The practice used an automated electronic recall system to support long term conditions reviews and other recalls such as shared care, repeat and follow up blood tests and dexa scans.
As part of our assessment, a CQC GP Specialist Advisor (SpA) carried out a series of remote clinical searches of patient records to assess the practice’s processes around the management of patients with long-term conditions, for example, asthma, chronic kidney disease, diabetes and hypothyroidism. Overall, we found the practice had good management of these patients.
How staff, teams and services work together
The practice worked well across teams and services to support people. Information was shared between services via the clinical system.
Staff had access to the information they needed to appropriately assess, plan and deliver care, treatment, and support. We saw there were systems and processes in place to ensure care was delivered and reviewed in a coordinated way. There were regular documented multi-disciplinary meetings, the practice also used the clinical system to communicate with other services.
The practice provided services to 3 care homes. As part of this assessment, we received feedback from 1 of the care homes which spoke positively about working with the practice. They told us the practice was very responsive and requests for visits were responded to quickly.
Supporting people to live healthier lives
The practice supported people to manage their health and wellbeing to maximise their independence, choice and control. The practice supported people to live healthier lives and where possible, reduce their future needs for care and support.
Staff focussed on identifying risks to patients’ health, including those in the last 12 months of their lives, patients at risk of developing a long-term condition and those with caring responsibilities. Staff supported national priorities and initiatives to improve population health, including stopping smoking and tackling obesity.
The practice actively promoted and supported local health champions (volunteers who work within the community to provide health and wellbeing opportunities for local people) to enable patients to access activities such as weekly walks, carers and friendship groups and crafts groups.
Monitoring and improving outcomes
The practice routinely monitored people’s care and treatment to continuously improve it.
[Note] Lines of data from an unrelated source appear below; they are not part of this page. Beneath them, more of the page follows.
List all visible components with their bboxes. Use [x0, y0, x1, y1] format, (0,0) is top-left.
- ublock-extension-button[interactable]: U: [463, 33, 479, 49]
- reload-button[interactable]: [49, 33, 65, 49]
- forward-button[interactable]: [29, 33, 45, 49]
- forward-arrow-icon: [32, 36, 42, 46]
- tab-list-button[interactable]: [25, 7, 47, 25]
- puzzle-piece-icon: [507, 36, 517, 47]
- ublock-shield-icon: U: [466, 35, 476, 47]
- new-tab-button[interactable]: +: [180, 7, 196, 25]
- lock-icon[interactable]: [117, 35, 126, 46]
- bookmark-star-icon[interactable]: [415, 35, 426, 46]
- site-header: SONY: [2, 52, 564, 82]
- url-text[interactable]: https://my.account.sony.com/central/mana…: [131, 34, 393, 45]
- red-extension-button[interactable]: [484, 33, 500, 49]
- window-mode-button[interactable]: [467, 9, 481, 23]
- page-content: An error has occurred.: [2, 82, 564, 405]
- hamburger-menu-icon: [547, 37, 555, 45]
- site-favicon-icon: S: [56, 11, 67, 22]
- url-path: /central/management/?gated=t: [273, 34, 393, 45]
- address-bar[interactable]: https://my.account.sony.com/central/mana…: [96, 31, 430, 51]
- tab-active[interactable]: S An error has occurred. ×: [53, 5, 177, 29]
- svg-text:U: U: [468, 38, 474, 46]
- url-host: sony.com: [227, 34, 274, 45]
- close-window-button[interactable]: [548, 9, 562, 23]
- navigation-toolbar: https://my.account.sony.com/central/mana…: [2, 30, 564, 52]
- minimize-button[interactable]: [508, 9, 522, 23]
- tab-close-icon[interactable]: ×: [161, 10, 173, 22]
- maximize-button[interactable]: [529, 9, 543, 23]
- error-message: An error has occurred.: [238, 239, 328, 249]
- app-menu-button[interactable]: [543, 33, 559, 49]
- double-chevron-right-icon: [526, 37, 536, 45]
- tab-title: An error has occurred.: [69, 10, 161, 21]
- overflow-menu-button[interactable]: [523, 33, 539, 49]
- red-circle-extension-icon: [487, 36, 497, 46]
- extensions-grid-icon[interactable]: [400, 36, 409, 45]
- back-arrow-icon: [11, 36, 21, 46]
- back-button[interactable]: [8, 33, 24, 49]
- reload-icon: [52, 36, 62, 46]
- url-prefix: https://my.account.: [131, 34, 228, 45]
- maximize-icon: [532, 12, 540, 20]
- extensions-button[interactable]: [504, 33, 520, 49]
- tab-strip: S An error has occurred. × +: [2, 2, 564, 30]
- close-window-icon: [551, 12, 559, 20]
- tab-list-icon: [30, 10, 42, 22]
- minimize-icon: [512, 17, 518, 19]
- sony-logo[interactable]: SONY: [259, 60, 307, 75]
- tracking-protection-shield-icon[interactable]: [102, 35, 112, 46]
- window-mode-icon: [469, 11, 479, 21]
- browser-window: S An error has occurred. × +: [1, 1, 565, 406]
They ensured that outcomes were positive and consistent, and that they met both clinical expectations and the expectations of people themselves.
The practice met expected uptake for all childhood immunisations and in some cases exceeded the World Health Organisation target of 95%. For example, uptake for children aged 1 who had completed a primary course of immunisation for Diphtheria, Tetanus, Polio, Pertussis, Haemophilus influenza type b (Hib), Hepatitis B (Hep B) ((i.e. t3 doses of DTaP/IPV/Hib/HepB) was 99%, uptake for children aged 2 who had received their booster immunisation for Pneumococcal infection (i.e. received Pneumococcal booster) (PCV booster) was 97% and the percentage of children aged 2 who had received their immunisation for Haemophilus influenza type b (Hib) and Meningitis C (MenC) (i.e. received Hib/MenC booster) was 98%.
In addition, the practice had achieved target uptakes for cervical screening.
Consent to care and treatment
The practice told people about their rights around consent and respected these when delivering person-centred care and treatment.
Staff understood and applied legislation relating to consent. Capacity and consent were clearly recorded. Do not attempt cardiopulmonary resuscitation (DNACPR) decisions were appropriate and were made in line with relevant legislation.